Esiste un personaggio in particolare che ha ispirato il processo di scrittura?

“Ci sono un po’ tutti gli investigatori che l’autore ama: Miss Marple, Poirot, Montalbano, ad esempio. Nessuna sparatoria, nessuna violenza efferata, per quello c’è già la realtà. La presenza del mare potrebbe ricordare Montalbano però il commissario di Camilleri adora il mare, ci nuota come se fosse nel suo ambiente naturale. Barbero invece lo teme, gli fa paura e per questo si limita a guardarlo dalla spiaggia.

Ma tutto è in trasformazione e anche i personaggi di un commissariato si evolvono, mutano, esattamente come ognuno di noi. E proprio nella trasformazione dei propri personaggi possiamo vedere la mano dello scrittore che deve condurre il lettore attraverso la crescita dei suoi protagonisti.

Quali temi vengono affrontati?

“Al di là dell’intreccio caratteristico del genere giallo, che in questo caso prende forma all’interno delle logiche universitarie con le sue sfumature un po’ comiche, credo che la scrittura sia per l’autore una forma di auto-terapia che lo spinge a ricercare, con il lettore, il segreto per sentirsi a proprio agio nelle differenti situazioni. Barbero è un uomo di 35 anni, ansioso senza sapere di esserlo, entrato per caso in Polizia e trasportato in una dimensione del tutto nuova. Percepisce il suo malessere e cerca di dargli un nome ascoltando la sua testa e il suo stomaco. Tutto contribuisce a costruire questo stato di precarietà, soprattutto la notizia dell’omicidio di turno che, immancabilmente, l’ispettore Corradi gli comunica.

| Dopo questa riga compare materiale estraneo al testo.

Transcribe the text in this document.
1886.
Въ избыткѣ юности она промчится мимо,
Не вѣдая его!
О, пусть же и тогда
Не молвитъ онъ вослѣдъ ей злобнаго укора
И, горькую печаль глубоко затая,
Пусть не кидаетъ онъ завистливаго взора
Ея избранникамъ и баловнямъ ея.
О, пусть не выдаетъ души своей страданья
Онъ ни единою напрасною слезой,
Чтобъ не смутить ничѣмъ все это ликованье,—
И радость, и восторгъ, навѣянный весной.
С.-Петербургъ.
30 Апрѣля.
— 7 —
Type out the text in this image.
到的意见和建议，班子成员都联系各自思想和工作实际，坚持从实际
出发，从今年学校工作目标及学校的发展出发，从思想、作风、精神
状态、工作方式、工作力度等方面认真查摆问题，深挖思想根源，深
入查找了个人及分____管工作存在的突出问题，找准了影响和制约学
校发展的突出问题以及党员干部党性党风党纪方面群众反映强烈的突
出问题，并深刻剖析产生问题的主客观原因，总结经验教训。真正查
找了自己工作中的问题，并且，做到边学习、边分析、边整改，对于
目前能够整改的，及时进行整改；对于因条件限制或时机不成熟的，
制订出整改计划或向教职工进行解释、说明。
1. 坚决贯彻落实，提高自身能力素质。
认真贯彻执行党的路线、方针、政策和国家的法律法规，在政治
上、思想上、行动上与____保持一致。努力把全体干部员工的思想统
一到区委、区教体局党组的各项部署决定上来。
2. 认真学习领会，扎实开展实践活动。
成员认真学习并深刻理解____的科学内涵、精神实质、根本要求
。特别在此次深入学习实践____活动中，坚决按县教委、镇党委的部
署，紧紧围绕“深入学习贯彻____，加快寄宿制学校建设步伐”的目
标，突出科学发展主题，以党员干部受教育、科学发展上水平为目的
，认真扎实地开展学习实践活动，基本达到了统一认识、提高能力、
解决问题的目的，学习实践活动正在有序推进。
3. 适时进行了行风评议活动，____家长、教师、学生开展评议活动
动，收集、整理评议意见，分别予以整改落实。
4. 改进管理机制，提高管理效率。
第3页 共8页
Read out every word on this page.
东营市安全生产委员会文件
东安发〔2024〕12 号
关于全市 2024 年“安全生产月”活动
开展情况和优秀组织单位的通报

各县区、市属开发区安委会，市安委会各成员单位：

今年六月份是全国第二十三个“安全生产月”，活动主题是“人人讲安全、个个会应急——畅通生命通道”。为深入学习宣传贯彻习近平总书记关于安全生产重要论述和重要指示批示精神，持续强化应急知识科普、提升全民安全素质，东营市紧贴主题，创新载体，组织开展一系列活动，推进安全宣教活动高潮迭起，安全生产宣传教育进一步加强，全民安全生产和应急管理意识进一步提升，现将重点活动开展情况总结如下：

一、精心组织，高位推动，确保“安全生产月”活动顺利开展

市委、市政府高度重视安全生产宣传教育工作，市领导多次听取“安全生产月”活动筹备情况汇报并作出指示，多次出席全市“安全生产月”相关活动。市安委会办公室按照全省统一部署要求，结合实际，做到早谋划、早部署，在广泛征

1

Fedeli compagni di viaggio sono la sua amica Marta, le sue chitarre e le canzoni del Liga. Dalla terrazza di casa a picco sulla spiaggia, rigorosamente di notte, si libera di tutto ciò che lo tiene ben saldo a terra riuscendo almeno per una mezz’ora a sentirsi “leggero”.

Si possono trovare riferimenti a esperienze personali?

“Il personaggio è autobiografico e i sentimenti che lo descrivono, così come la paura e l’ansia, lo sono altrettanto. Il contorno è, invece, frutto dell’immaginazione. L’autore stesso è una persona che per anni ha cercato la giusta strada per affermarsi e capire se stesso. Nel libro si avverte la necessità di una trasformazione e l’inclinazione umana a procedere in un percorso di crescita.”